Mikael ve 30 dakika kadar bütünleştiği saç kurutma makinesi..



Teras çok güzeldi. Arkası Körfez.. İzmir'e mi yerleşsek ne??

Not: Ben ayağı yanık köpek enikleri gibi yine blog blog gezemiyorum.

Yorumlarıyla bana destek olan bütün arkadaşlarıma çok teşekkür ediyorum.

Sizi çok seviyorum..


18 Ağustos 2009 Salı

ÖYLE BİR BULUŞMAKİ

Bir çocuk parkında kar beyazdan az koyuca bir bulut parçasına açtım kollarımı sonuna kadar. O bulut parçası koştu koştu, göğsüme kapandı; sıcacık, sevecen.. Sonra bulut parçasının gökkuşağı annesini koydum kalbimin üstüne aynı heyecanlı sevinçle..

Tanışmalar böyle mi olurmuş?
Hiç çekinmeden?
Görüntü gizeminin telaşından
Artık kuşku duyulmayan gerçekliğinden..

Ne yaşadığım kent Ankara, ne yaşadığı kent Bursa; yanısıra ne ilgisi var İzmir'in?
Hiç gelmek istemedim İzmir'e. Hatta Andırın'da yoktan bir neden uydurup Hakan'ı yarı yolda bırakıp Ankara'ya dönmenin planlarını kurdum. Olgunluğundan Hakan'ın değil kavga çıkarmak hastalığımı bile bahane edemedim İzmir'e gelmemek için..

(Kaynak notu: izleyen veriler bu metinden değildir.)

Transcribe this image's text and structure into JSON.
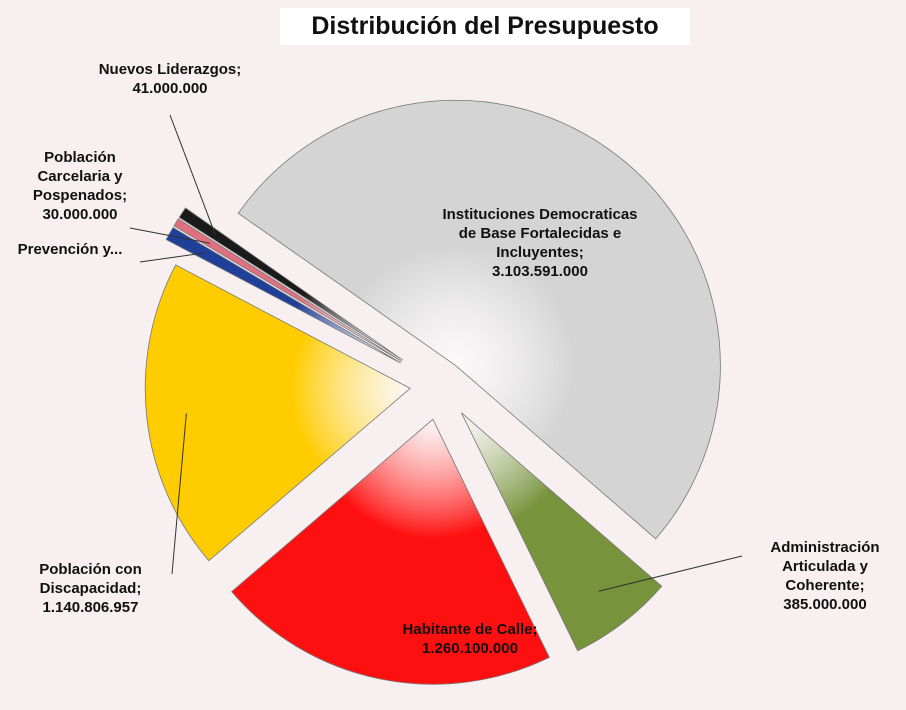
{
  "chart_data": {
    "type": "pie",
    "title": "Distribución del Presupuesto",
    "categories": [
      "Instituciones Democraticas de Base Fortalecidas e Incluyentes",
      "Administración Articulada y Coherente",
      "Habitante de Calle",
      "Población con Discapacidad",
      "Prevención y...",
      "Población Carcelaria y Pospenados",
      "Nuevos Liderazgos"
    ],
    "values": [
      3103591000,
      385000000,
      1260100000,
      1140806957,
      50000000,
      30000000,
      41000000
    ],
    "value_labels": [
      "3.103.591.000",
      "385.000.000",
      "1.260.100.000",
      "1.140.806.957",
      null,
      "30.000.000",
      "41.000.000"
    ],
    "label_separator": ";",
    "colors": [
      "#d4d4d4",
      "#77933c",
      "#ff1010",
      "#ffcc00",
      "#1f3f99",
      "#e07080",
      "#1a1a1a"
    ]
  }
}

Geldim; ha gelmez olaydım o ayrı. Kendimi aştım, yeminime, değerlime ihanet ettim geldim ama öyle bir ödül aldımki..
Sen çık bir günlüğüne İzmir'e düğüne gel; o düğün benim İzmir'e geldiğim günün ertesi gününe denk gelsin ve sen bir gece bile kalmayacakken sırf görüşebilelim diye ertesi gün gitmeye karar ver. Ben seni nasıl sevmem SEM'im??
Minik bir kız çocuğu tonundaki sesin, çillerinin sesine eşlik eden sevimli uyumu, sana ait olan her şeyi daha da çok sevmemin geçerli nedeni.. Bir kaç saatle sınırlı kalmasından hiç hoşnut olmadığım dün için, benimle görüşmek için yaptığın fedakarlıktan, beni çoğalttığın ve seni sevdiğim için o kadar mutluyumki..

Allah'a binlerce şükürki iyi insanlarla karşılaşıyorum.
Gülen'in çok sevdiği SEM'im; zeki bakışlı, çam yolucusu, beyaz bulut Efe'm ikinizi de çok seviyorum..

Efe'me dikkat!
SEM Efe'mi az bile anlatıyor.


Canım SEM'im seni zaten seviyordum..

NOT: BEN BU YAZIYI UZATIRDIM, DUYGULARIM UZUN VE YOĞUN AMA FARE TAKILIYOR VE RESET ATMADAN DA ASLA HAREKET ETMİYOR. 'SİL BAŞTAN BAŞLAMAK GEREK BAZEN' ŞARKISI DA BAYIYOR!!!!!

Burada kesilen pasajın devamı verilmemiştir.